Apple Lightning to Headphone Jack review
Throughwork
Apple, makers of the Macintosh computer and iPhone. Premium product for premium people. This is the headphone amplifier for Apple’s custom iPhone Lightning connector.
Contents
Build
Tiny box, not reusable, maybe not recyclable? Nicely made, but the skinniest little cable amplifier I’ve witnessed, barely the length of my thumb. Nice rubbery cable. The tiny plugs are of a piece, made of pleasing gloss‐plastic. Soft strain reliefs may work. Feels too skinny to be robust, but the small size and construction feel convincing. The ultra‐short cable may be tidy if the phone is upside down in a pocket. Should run all generic headphones. Good looks, which look wrong with non‐white Apple phones.
Sound
Volume is reasonable overall. Heard as flat. Volume range is compressed. Timing envelope seems accurate but dull.

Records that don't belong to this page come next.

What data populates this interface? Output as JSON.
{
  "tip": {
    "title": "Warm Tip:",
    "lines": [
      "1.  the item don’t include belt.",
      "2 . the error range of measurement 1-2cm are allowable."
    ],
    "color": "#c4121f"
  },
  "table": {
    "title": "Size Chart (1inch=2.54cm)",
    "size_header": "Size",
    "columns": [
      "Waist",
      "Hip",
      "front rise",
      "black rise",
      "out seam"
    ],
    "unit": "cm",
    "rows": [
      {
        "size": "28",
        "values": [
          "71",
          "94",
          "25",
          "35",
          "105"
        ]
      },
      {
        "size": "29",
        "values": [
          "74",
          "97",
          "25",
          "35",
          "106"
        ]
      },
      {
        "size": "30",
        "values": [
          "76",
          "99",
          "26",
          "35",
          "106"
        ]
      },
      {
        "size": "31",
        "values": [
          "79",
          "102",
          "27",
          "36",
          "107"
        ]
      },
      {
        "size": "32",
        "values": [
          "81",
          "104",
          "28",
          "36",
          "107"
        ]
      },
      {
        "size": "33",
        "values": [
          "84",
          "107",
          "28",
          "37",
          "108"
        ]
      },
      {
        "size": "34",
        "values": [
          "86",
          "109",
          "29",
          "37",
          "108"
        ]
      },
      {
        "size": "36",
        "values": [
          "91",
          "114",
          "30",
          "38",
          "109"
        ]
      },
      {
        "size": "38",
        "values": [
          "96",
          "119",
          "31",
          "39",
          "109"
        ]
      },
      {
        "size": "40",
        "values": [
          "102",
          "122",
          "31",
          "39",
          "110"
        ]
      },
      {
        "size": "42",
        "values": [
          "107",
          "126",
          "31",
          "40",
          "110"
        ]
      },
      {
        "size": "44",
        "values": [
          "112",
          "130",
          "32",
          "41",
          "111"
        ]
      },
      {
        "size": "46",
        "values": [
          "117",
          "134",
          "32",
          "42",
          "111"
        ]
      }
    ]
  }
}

Overall sluggish. Swells keep distinctions precisely, but blur. Highband range is good. Seems a little treble bias, but that’s maybe accuracy. Better near woodwinds. Lowband also there, but poorly defined. Color widely and lightly papered for massed instruments. Detail is good. Scale is good, positioning outstanding.
Voice and orchestra is outstanding. Everything else—Rock, Pop, solo instruments has good highband, even, and clean, but distant, muted and sluggish. Soundtracks fall in between with no drama. Hi‐Res tracks show the same issues. Given the custom socket, this is a system. So I did an unusual amount of cross‐testing. The setup played with simple non‐Apple switchgear, but I didn’t test much. The Apple USB‐C adaptor on Android was unusably underpowered, but replay was more immediate. The adapter can not be tricked.
Spec
chip | Cirrus |
bitsize/rate | 24bit/48kHz |
features | |
accessories | |
support | From Apple, 6 months |
Assess
This cable amplifier is for a Lightning conductor, only found on Apple phones (Apple’s tablets have moved to USB‐C). This, or another Apple‐adapted amplifier, is the only way to use wired headphones on iPhones since 7. The adapter is a neat build. It seems low on distortion, with flat response and space, but muted, with poor volume range and timing. Voice, solo instruments and maybe orchestra, yes, anything else, dull.
If this is a Cyrus chip, as suspected in the Apple USB‐C headphone adapter these can be good, which shows in the highband performance. Other reviewers have said this adaptor is excellent. For price and purpose, the Adapter is outstanding and works in all scenarios tried, but I disagree on absolutes—it’s muted and sluggish.